Shortly thereafter, on June 25th, a captured trumpeter told them that his village was subject to a female empire, sun-worshippers who were ruled by Queen Conori. He reported that he had been to their villages, which were as close as seven days journey inland from his own, and could name seventy of them. The women were not married, but would raid to capture men to impregnate them. Baby boys were killed or sent to their fathers, while girls were raised as warriors. Their houses were made of stone, which was consistent with the impressive cities of white houses that the Spaniards had seen from a distance. The trumpeter described their appearance, clothing, adornments and temples in detail. They were considered a remarkable curiosity by the natives, for people traveled long distances to see this extraordinary queendom for themselves.
After their own encounters with the reputed queendom of all-women warriors (and although these women did not cut off a breast), Orellana’s band began calling the river the Amazon.
After another month of fighting and deprivation, the weakened Spaniards and their battered boats escaped the Amazon and set out to sea. By September 11, 1542, both boats had miraculously landed at a small pearl-fishing island occupied by the Spanish. Orellana made his way back to Spain, where King Charles V read Friar Carvajal’s account of the journey, including the Amazons, and officially gave the river the name Rio Amazonas.

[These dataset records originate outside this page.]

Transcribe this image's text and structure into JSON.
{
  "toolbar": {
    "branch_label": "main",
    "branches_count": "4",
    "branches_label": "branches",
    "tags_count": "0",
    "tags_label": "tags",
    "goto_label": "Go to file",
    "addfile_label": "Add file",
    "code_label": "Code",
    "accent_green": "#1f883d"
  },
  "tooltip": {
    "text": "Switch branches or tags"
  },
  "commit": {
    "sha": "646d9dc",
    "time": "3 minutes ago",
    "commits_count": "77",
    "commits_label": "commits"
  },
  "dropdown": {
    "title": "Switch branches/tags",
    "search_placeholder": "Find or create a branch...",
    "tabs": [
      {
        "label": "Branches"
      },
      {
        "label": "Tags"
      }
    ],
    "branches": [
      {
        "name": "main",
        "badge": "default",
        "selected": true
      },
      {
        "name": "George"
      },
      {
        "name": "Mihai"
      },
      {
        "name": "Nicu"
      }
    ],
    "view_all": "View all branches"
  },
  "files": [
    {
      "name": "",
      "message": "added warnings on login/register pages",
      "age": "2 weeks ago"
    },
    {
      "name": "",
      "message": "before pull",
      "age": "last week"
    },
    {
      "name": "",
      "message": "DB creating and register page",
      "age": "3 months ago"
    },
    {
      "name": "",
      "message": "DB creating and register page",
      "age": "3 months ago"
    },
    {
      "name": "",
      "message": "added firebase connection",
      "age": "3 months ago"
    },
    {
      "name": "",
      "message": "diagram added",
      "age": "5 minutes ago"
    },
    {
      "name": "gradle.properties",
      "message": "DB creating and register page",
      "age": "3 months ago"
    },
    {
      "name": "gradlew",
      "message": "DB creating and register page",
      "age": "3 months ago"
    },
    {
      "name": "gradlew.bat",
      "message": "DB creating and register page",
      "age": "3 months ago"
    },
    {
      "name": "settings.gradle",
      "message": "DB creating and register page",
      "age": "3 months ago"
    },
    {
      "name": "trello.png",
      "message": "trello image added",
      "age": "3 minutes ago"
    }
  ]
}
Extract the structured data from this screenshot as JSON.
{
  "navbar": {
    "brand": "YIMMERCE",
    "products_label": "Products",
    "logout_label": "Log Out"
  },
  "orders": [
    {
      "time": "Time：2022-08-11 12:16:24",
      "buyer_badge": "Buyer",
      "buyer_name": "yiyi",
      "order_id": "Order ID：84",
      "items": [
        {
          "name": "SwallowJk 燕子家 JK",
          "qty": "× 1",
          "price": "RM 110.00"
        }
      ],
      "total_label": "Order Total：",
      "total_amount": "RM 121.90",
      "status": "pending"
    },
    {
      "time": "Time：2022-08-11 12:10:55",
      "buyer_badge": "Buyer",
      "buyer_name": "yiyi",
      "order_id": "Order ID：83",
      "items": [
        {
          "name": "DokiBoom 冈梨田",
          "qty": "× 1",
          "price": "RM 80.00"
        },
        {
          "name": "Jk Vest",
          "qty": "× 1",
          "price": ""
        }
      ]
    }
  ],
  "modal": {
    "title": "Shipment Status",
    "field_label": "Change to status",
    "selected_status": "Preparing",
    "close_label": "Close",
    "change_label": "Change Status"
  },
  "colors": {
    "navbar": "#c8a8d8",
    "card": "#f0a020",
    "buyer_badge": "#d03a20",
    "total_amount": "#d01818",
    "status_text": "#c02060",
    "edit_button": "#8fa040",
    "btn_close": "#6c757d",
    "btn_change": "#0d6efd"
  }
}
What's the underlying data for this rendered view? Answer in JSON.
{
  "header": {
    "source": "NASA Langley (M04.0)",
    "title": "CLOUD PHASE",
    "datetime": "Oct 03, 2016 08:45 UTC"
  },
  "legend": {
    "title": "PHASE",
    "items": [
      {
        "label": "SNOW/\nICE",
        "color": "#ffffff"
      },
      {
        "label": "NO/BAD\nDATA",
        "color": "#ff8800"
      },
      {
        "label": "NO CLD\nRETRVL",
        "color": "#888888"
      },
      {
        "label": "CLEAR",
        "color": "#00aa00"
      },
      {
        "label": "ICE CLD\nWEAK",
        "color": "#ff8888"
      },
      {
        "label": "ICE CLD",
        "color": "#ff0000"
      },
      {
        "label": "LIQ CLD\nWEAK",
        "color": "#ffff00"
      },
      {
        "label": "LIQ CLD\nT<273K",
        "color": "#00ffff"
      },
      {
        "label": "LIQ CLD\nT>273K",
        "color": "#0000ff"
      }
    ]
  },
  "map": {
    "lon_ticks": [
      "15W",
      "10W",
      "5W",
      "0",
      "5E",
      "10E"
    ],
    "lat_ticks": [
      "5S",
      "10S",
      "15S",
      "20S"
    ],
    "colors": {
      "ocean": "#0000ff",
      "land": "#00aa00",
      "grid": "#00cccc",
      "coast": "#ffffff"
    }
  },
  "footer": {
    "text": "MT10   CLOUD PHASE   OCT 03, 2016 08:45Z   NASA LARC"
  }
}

And that’s how the most amazing river on Earth got its extraordinary name.
Epilogue
Did the “Amazon” queendom really exist? Some historians have found the claim too stupendous to credit, believing it to be a fanciful product of credulous conquistadors—conquistadors who also heartily believed in the mythic El Dorado that prompted the river adventure. Successful efforts to penetrate the Amazon, which could have confirmed the story, were a long time in coming. In conquistador style, Orellana attempted a follow-up mission to conquer and settle the Amazon basin, but he failed ignominiously—with Orellana in the end, dead. In 1620, English-Irish explorer Bernard O’Brien traveled several hundred miles up the Amazon and claimed to have met with the Queen and her people. In 1639, Father Cristobal de Acuna, serving as the chronicler of Portugese conquistador Pedro Texeira’s expedition up the Amazon, reported that natives asserted the existence of the “Amazon” queendom. Writer Alex Shoumatoff, who explored the Amazon in the 1970’s, said that the people in the region that is believed to be where Orellana claimed to have found the queendom, still talk of being descended from women warriors. Whether fact or fancy, an enormous area of the Earth bears the name bestowed upon them by the conquistadors.